On the other hand, while Uber’s vehicles are almost always PHVs, following the Rossendale debacle (and earlier Berwick in the far north of England had blazed the trail in this regard), Uber used Lewes Council-licensed HCs on an industrial scale in nearby Brighton & Hove, because of the latter’s higher-than-average conditions of driver and vehicle specification.

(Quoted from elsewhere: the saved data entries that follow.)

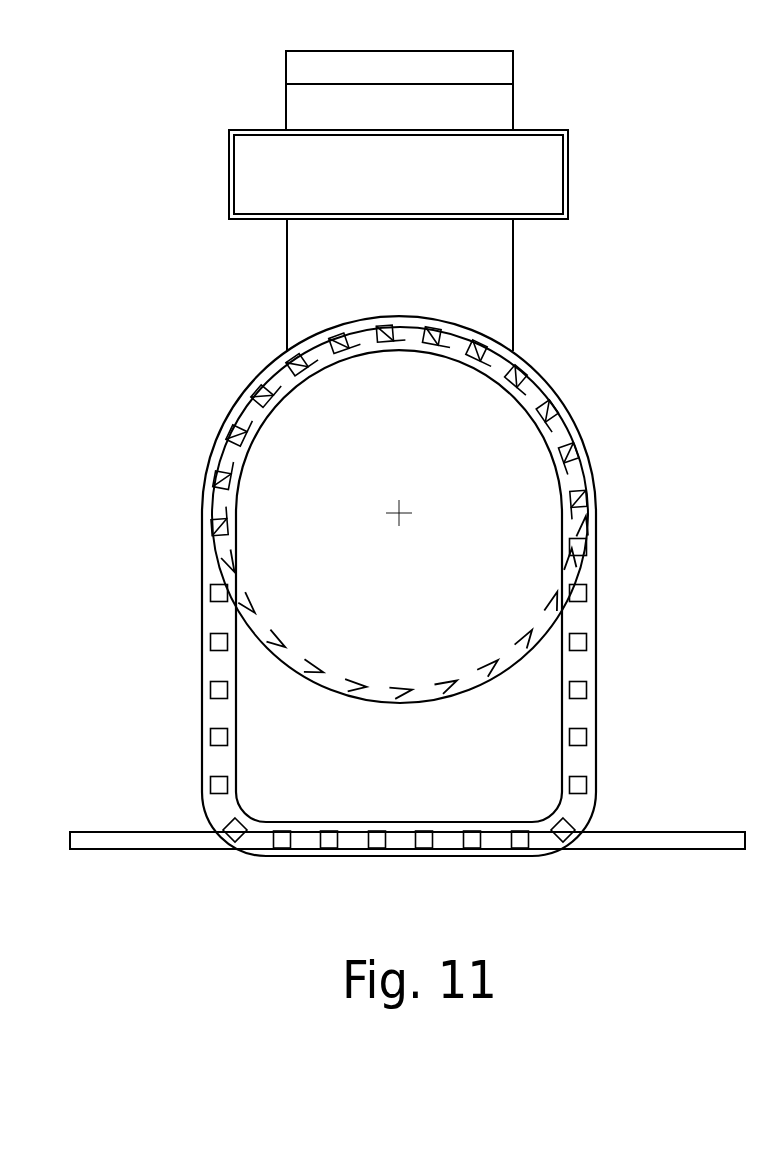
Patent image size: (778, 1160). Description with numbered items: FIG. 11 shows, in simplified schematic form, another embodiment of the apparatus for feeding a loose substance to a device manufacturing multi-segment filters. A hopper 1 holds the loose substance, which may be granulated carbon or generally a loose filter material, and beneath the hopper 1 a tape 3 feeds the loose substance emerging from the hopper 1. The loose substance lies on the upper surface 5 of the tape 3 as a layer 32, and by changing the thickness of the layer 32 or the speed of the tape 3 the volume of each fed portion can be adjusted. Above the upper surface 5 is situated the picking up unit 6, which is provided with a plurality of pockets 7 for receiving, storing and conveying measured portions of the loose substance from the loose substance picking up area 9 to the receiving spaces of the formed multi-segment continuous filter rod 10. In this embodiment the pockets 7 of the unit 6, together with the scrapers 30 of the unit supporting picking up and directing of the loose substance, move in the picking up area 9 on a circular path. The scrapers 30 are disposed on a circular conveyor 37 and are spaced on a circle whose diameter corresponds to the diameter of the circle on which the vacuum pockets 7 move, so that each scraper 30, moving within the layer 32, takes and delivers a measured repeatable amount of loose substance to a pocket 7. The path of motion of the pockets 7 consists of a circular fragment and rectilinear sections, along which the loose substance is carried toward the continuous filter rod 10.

The hopper 1 is at (227, 193).
The tape 3 is at (502, 113).
The upper surface 5 is at (510, 290).
The layer 32 is at (307, 254).
The loose substance picking up area 9 is at (527, 318).
The picking up unit 6 is at (612, 578).
The pockets 7 is at (587, 688).
The circular conveyor 37 is at (293, 530).
The scrapers 30 is at (275, 655).
The multi-segment continuous filter rod 10 is at (165, 842).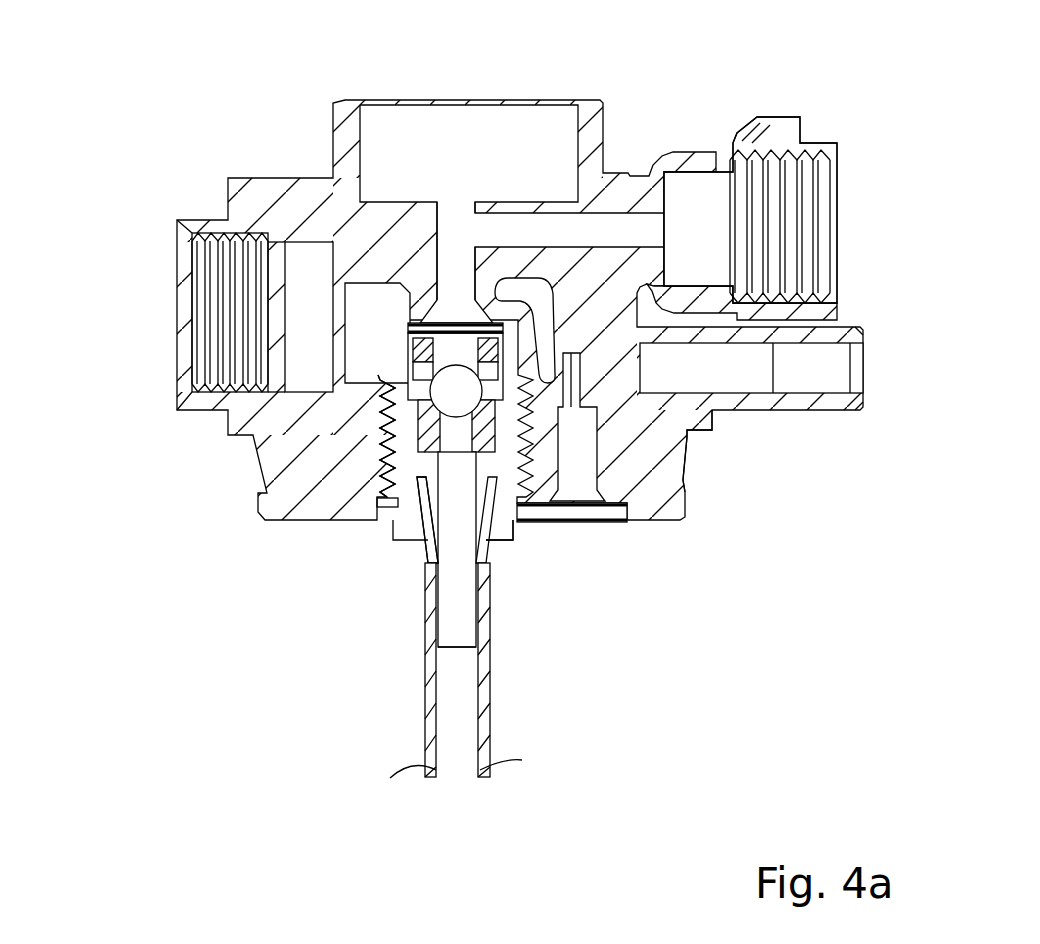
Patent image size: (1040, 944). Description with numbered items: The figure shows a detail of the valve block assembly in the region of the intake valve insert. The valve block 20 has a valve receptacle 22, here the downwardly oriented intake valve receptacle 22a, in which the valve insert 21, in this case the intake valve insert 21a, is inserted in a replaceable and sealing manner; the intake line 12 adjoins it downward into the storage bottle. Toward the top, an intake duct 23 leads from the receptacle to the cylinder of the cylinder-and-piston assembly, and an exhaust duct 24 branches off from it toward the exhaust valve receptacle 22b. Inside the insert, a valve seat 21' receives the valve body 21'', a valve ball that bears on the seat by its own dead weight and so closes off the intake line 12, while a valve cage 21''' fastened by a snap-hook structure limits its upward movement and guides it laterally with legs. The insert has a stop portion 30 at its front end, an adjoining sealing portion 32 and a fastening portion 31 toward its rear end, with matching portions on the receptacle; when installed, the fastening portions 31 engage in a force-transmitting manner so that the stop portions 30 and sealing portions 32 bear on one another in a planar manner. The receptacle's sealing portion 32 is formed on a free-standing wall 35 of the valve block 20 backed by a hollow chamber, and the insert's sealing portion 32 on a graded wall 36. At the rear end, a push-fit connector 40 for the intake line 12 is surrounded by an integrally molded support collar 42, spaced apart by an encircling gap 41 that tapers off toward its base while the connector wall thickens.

The intake line 12 is at (488, 710).
The valve block 20 is at (338, 197).
The valve insert 21 is at (280, 436).
The intake valve insert 21a is at (326, 528).
The valve seat 21' is at (220, 436).
The valve body 21'' is at (211, 391).
The valve cage 21''' is at (229, 308).
The valve receptacle 22 is at (839, 313).
The intake valve receptacle 22a is at (430, 579).
The exhaust valve receptacle 22b is at (802, 211).
The intake duct 23 is at (452, 265).
The exhaust duct 24 is at (618, 175).
The stop portion 30 is at (410, 345).
The fastening portion 31 is at (822, 143).
The sealing portion 32 is at (423, 380).
The wall 35 is at (673, 162).
The wall 36 is at (672, 460).
The push-fit connector 40 is at (480, 617).
The encircling gap 41 is at (487, 533).
The support collar 42 is at (507, 533).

The Lewes/Brighton & Hove cross-border scenario also seems to have been wound down, and although HCs are still no doubt working cross-border on a more limited scale elsewhere in England, compared to PHV cross-border working generally, and Wolverhampton PHV cross-border working in particular, the HC element is likely to be relatively limited in numerical terms. However, it’s unlikely that anyone has ever attempted to quantify the numbers, and indeed such an exercise would effectively be impossible in terms of normal licensing information held by local authorities.
Scotland
Fundamentally, the Scottish licensing regime is not dissimilar to that in England. HCs and PHVs are regulated by the 30+ individual licensing authorities. However, the cross-border scenario is very different. Both HCs and PHVs can transport passengers across local licensing authority boundaries, and drive across such boundaries to bring passengers back to the licensing area. However, neither HCs nor PHVs can habitually work in other authority areas, nor, for example, routinely station themselves in other areas waiting for work. Therefore the Wolverhampton PHV scenario in England is simply not possible with regard to PHVs licensed in Scotland. Likewise, for the same reason the HCs licensed by Lewes Council and routinely working in the Brighton & Hove area wouldn’t be possible under the Scottish legislation.

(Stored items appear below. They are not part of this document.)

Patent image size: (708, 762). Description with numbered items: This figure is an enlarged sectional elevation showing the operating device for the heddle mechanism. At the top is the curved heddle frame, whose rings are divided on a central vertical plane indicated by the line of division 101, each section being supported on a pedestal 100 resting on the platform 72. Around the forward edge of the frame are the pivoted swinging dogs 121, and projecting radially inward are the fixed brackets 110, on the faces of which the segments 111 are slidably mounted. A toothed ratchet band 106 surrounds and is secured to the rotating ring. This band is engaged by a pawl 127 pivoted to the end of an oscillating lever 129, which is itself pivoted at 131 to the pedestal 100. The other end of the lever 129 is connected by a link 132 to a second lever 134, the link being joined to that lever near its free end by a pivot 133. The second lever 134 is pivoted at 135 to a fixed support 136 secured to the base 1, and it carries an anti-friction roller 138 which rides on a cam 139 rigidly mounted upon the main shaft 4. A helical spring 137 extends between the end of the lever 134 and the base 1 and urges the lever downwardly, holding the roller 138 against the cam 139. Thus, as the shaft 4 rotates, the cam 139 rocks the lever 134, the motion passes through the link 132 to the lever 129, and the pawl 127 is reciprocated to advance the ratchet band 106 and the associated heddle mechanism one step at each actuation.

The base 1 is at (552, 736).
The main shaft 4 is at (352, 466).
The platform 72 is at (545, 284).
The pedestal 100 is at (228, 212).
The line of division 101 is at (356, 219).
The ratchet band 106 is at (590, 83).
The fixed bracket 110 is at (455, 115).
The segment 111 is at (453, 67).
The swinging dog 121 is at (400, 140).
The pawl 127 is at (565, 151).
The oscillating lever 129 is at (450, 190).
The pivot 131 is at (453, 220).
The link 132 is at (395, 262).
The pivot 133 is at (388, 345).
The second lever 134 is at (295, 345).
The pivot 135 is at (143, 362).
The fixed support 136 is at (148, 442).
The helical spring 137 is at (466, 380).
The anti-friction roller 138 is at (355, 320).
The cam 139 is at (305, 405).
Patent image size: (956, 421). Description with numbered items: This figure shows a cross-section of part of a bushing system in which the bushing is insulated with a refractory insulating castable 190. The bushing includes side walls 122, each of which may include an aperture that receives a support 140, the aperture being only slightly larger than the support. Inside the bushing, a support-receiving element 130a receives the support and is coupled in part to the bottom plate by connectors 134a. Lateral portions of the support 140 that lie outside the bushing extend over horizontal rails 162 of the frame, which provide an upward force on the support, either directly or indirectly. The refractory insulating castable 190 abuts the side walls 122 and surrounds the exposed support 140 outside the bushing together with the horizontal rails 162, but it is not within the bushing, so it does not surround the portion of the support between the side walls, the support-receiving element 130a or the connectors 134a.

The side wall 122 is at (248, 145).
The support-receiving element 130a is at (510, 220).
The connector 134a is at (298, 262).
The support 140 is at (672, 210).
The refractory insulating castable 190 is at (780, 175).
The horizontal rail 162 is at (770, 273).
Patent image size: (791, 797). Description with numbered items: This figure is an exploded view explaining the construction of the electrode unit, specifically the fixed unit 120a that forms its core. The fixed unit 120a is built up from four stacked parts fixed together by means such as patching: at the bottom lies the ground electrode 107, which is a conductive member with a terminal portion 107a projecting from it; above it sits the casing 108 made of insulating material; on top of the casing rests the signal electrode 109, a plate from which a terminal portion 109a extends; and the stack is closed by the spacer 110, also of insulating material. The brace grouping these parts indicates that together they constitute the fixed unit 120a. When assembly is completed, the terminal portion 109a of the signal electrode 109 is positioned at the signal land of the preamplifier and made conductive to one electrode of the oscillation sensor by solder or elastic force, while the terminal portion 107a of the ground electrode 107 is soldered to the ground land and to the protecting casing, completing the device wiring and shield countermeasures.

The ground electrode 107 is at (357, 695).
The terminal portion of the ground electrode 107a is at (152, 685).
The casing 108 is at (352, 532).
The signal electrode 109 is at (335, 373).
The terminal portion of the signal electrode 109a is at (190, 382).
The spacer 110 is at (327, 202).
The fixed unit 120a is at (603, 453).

This is very likely one reason Uber has been hesitant about entering the Aberdeen market, most obviously – with quite a stiff knowledge test for both HC and PHV drivers, using drivers in Aberdeen licensed by a local authority with less onerous standards simply wouldn’t be possible under the Scottish legislation, which provides the framework for each licensing authority.
NOTES
The single-tier local government model in Scotland means a more uniform licensing regime north of the border. In England, district and borough councils generally perform the licensing function, while numerous single-tier ‘unitary’ authorities are largely similar to Scotland’s councils in this respect. Ongoing amalgamations and shared services add to the significantly messier picture in England, while the Transport for London regime is different to that in provincial England, and encompasses all London borough councils. The English legislation initially covered Wales as well, but trade regulation is now devolved to the Welsh Parliament (and any differences enacted in Wales are not covered above. Likewise, the regulatory regime in Northern Ireland is very different to that on mainland UK.)